L'esempio del comune di Pietra Ligure potrebbe essere seguito da altre amministrazioni pubbliche

La lotta contro i furbetti: ecco il comune dove si deve recuperare anche la pausa caffé
Redazione Tiscali

Un momento di riposo e di socializzazione sacro per quasi tutti i lavoratori. Ma evidentemente non tutti lo sfruttano a dovere. E quando la pausa caffé diventa una scusa per perdere tempo prezioso, possono essere presi provvedimenti che di sicuro non piacciono agli impiegati.

Un esempio arriva da Pietra Ligure (Savona) dove vige la tolleranza zero contro le perdite di tempo dei dipendenti comunali: si devono registrare le uscite anche per la pausa caffé. Il regolamento comunale voluto dal sindaco Dario Valeriani è di fatto una normativa anti "furbetti del cartellino" e contro gli sprechi nella pubblica amministrazione.

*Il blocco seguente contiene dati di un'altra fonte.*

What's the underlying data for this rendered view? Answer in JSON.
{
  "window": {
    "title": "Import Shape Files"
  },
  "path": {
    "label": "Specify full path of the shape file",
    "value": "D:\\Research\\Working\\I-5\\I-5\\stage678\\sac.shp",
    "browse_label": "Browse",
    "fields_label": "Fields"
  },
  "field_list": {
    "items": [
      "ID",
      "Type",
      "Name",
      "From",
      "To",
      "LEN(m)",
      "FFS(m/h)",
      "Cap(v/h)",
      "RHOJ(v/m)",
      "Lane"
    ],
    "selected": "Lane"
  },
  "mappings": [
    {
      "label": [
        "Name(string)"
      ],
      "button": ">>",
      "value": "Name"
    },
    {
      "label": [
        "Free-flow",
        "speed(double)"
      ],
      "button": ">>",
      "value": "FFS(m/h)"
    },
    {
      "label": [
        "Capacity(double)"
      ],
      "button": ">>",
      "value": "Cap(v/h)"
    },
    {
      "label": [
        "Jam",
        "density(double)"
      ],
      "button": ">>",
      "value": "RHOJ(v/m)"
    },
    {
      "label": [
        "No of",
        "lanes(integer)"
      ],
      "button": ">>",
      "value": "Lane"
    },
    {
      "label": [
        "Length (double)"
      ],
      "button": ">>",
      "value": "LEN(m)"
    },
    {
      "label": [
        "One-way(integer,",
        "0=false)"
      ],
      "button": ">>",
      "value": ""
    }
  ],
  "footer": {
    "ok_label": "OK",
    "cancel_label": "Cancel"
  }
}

"Sindaco-sceriffo? No, abbiamo varato regole ferree per tutelare i dipendenti in cui abbiamo fiducia", dice. "Ora se un cittadino vede un 'comunale' al bar a prendere un caffè sa che non c'è spreco di soldi pubblici, il lavoratore recupera anche pochi minuti". Nel regolamento è previsto tutto: pause caffè o per il pranzo, ritardi, uscite, "Banca delle ore" per recuperare gli straordinari.

"I ritardi in entrata determinano un debito orario". In caso di mancata sanatoria del debito, il dipendente avrà una trattenuta sullo stipendio. Le ore di assenza non potranno eccedere le 36 ore annue. "In Comune tutto gira bene - dice il sindaco - e mi risulta che anche i dipendenti siano contenti".